The Jeddah-based IDB is in final stages of opening a branch in the country. The move will usher Islamic finance for homegrown startups and fund Indian exports to African and central Asian Muslim nations.
The IDB, a multilateral lender with an authorised capital of $100 billion, counts 56 Muslim nations as its shareholders. The UAE was its fifth biggest shareholder as of last October and Saudi Arabia holds roughly a quarter of the bank’s shares.
Zafar Sareshwala, a prominent Muslim businessman from Gujarat whom the Modi government appointed chancellor of the Maulana Azad National Urdu University soon after assuming office, will lead the IDB’s Gujarat operations.
During Prime Minister Narendra Modi’s UAE visit in April, India’s EXIM Bank had signed a memorandum of understanding with IDB for a $100 million (about Rs 670 crore) line-of-credit to facilitate exports to IDB’s member countries.
The bank will be based in Ahmedabad, and like other Islamic banks, the IDB will not charge interest on loans or pay interest on deposits. Following a code of ethical financing, it will refrain from investing in industries that are considered harmful in Islam. These include businesses involving liquor, pornography or gambling.
Marking the entry of the so-called Islamic banking, the IDB will also offer interest-free capital to business startups, including small and medium enterprises within India.
The IDB has also pledged to provide 350 fully-equipped medical vans (mobile clinics) to India, 30 of which will be received for the tribal areas of Chhota Udepur, Narmada and Bharuch in Gujarat, in the first phase.
Abdur Raqeeb, general secretary of the Indian Centre for Islamic Finance, a Delhi-based non-profit that promotes Islamic banking, said India needs investment from outside, and there are many Islamic countries that are willing to invest here but that would like a Sharia-compliant way to do it.
For nearly a decade now, the RBI has been considering Islamic banking’s entry into India.

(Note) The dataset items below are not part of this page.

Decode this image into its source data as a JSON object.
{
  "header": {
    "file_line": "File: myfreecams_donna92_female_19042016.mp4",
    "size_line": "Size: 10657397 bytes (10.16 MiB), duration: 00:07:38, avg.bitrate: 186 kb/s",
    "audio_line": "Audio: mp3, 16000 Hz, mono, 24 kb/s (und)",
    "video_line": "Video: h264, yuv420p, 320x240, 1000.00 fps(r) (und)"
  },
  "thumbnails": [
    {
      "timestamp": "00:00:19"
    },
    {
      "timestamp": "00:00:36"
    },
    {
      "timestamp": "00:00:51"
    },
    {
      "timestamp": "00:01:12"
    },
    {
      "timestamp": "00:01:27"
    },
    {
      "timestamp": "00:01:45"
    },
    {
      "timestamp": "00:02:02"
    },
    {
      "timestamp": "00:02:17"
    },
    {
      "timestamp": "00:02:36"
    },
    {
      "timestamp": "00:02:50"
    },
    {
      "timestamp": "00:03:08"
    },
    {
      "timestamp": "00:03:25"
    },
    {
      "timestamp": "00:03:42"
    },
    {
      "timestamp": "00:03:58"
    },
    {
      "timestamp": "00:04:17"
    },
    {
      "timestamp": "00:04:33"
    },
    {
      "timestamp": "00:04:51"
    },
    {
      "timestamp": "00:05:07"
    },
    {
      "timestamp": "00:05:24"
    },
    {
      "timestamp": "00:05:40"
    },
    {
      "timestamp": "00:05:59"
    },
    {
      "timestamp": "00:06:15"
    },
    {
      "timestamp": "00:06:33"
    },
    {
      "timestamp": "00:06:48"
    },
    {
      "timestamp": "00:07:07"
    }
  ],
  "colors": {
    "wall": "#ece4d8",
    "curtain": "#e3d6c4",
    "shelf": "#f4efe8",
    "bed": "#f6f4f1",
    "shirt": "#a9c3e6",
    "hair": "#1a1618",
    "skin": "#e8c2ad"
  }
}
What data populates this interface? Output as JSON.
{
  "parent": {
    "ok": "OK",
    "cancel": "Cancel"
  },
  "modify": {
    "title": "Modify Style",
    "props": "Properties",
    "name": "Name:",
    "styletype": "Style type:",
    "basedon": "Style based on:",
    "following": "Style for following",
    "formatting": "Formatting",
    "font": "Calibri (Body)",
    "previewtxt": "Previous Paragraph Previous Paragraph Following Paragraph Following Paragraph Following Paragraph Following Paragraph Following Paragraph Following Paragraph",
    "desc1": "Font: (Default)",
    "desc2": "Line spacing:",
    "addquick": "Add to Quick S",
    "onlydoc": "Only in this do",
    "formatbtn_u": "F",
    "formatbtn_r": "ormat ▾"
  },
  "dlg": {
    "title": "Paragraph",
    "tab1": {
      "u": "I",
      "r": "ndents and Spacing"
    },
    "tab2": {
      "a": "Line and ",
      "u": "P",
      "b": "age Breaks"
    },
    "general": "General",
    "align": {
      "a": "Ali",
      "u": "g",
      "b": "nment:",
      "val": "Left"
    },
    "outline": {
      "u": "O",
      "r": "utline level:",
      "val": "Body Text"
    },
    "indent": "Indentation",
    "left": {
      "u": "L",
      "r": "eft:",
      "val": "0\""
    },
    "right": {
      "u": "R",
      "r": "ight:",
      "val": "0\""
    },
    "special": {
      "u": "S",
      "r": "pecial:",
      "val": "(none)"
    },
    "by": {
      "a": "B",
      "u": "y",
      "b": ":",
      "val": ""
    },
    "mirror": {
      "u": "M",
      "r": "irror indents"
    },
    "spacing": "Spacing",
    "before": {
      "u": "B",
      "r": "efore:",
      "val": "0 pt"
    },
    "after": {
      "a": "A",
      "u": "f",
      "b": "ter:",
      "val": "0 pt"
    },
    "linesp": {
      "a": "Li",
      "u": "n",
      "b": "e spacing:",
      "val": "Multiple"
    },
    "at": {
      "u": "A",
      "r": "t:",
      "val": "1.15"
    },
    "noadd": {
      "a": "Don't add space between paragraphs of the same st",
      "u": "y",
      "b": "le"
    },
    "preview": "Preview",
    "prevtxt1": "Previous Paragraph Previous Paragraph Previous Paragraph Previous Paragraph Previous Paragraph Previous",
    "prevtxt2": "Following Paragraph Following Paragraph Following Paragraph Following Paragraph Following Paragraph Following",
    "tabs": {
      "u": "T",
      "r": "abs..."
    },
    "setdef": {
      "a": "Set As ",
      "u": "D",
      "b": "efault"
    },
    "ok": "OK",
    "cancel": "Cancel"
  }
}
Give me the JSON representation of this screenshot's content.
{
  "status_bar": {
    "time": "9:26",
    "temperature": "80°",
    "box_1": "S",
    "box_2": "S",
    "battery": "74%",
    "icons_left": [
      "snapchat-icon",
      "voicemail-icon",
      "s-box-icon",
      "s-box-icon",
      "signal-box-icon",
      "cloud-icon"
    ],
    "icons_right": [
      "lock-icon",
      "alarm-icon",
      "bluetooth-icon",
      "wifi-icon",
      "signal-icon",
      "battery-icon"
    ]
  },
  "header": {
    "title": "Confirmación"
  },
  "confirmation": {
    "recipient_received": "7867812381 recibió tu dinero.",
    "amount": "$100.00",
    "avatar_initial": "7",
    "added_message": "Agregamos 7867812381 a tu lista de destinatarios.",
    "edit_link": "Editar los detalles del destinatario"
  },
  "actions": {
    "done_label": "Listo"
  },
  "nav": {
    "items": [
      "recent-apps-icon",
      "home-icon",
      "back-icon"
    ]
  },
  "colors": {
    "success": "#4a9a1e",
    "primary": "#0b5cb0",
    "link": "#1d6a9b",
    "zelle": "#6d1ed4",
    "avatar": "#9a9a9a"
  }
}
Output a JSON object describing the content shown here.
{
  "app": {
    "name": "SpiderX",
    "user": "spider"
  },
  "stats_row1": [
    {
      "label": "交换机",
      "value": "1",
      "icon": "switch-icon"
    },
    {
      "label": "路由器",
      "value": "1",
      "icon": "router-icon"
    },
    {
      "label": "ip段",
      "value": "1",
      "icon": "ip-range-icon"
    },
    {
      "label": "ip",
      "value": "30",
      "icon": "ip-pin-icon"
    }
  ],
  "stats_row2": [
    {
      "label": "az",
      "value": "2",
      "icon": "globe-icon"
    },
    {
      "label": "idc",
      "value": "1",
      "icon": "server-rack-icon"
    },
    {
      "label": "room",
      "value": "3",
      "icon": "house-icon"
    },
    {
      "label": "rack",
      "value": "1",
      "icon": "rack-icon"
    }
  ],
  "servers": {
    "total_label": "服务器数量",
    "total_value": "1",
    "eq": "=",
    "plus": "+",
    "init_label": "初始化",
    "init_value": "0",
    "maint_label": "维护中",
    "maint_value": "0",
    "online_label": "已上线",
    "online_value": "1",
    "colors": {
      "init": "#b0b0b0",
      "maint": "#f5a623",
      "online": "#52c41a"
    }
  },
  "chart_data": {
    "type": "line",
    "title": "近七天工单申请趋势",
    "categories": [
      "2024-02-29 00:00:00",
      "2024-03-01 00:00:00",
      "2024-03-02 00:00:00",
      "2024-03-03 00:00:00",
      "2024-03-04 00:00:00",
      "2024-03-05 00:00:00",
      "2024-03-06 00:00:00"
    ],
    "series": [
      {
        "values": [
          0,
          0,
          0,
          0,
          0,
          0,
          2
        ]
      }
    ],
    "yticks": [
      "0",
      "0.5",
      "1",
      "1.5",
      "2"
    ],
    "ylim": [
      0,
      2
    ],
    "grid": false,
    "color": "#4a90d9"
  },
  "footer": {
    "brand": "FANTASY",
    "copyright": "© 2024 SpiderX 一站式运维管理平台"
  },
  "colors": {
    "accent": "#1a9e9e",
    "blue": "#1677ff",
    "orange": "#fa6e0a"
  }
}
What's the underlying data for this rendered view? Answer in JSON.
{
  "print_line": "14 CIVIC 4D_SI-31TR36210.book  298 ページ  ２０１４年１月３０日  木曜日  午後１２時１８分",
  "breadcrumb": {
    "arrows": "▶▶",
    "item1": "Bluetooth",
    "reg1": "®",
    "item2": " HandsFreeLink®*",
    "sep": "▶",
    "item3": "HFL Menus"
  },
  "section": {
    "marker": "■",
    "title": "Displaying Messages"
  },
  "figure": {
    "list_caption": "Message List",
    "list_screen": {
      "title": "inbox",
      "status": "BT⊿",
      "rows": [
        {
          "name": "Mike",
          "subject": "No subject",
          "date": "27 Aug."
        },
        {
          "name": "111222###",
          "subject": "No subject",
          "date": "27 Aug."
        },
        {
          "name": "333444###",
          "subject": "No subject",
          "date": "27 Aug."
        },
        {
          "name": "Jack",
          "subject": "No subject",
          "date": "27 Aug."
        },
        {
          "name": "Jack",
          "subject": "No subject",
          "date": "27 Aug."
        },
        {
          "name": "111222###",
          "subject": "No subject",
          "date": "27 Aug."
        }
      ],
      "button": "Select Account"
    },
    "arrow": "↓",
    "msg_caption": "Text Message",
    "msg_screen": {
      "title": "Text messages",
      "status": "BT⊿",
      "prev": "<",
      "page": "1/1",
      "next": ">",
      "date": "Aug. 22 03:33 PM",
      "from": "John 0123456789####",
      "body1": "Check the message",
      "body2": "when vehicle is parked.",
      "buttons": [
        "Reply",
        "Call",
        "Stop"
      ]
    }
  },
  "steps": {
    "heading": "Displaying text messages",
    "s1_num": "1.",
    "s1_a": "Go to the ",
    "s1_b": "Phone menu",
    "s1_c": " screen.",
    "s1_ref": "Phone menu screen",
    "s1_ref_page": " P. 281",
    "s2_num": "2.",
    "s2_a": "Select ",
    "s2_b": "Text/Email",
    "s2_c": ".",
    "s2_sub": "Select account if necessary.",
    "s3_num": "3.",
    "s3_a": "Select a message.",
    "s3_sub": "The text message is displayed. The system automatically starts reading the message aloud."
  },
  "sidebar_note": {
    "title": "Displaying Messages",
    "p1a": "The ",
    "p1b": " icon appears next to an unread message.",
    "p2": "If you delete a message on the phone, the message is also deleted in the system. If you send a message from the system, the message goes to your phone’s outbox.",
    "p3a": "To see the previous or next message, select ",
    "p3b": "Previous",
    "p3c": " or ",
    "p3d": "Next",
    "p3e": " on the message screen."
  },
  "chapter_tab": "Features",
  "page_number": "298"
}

In December, an RBI committee tasked to study financial inclusion in India recommended that Islamic banks should be allowed to operate.
India’s Muslims, the committee said, might be more inclined to access “formal finance” if interest-free avenues of banking were open to them.
“Globally, interest-free banking, also known as Islamic banking, has witnessed a significant increase, especially in the wake of the  financial crisis,” it said.
Agriculture expert and economist M S Swaminathan had said Islamic banking could break the cycle of high debt and interest payments in which small entrepreneurs, farmers and artisans often find themselves.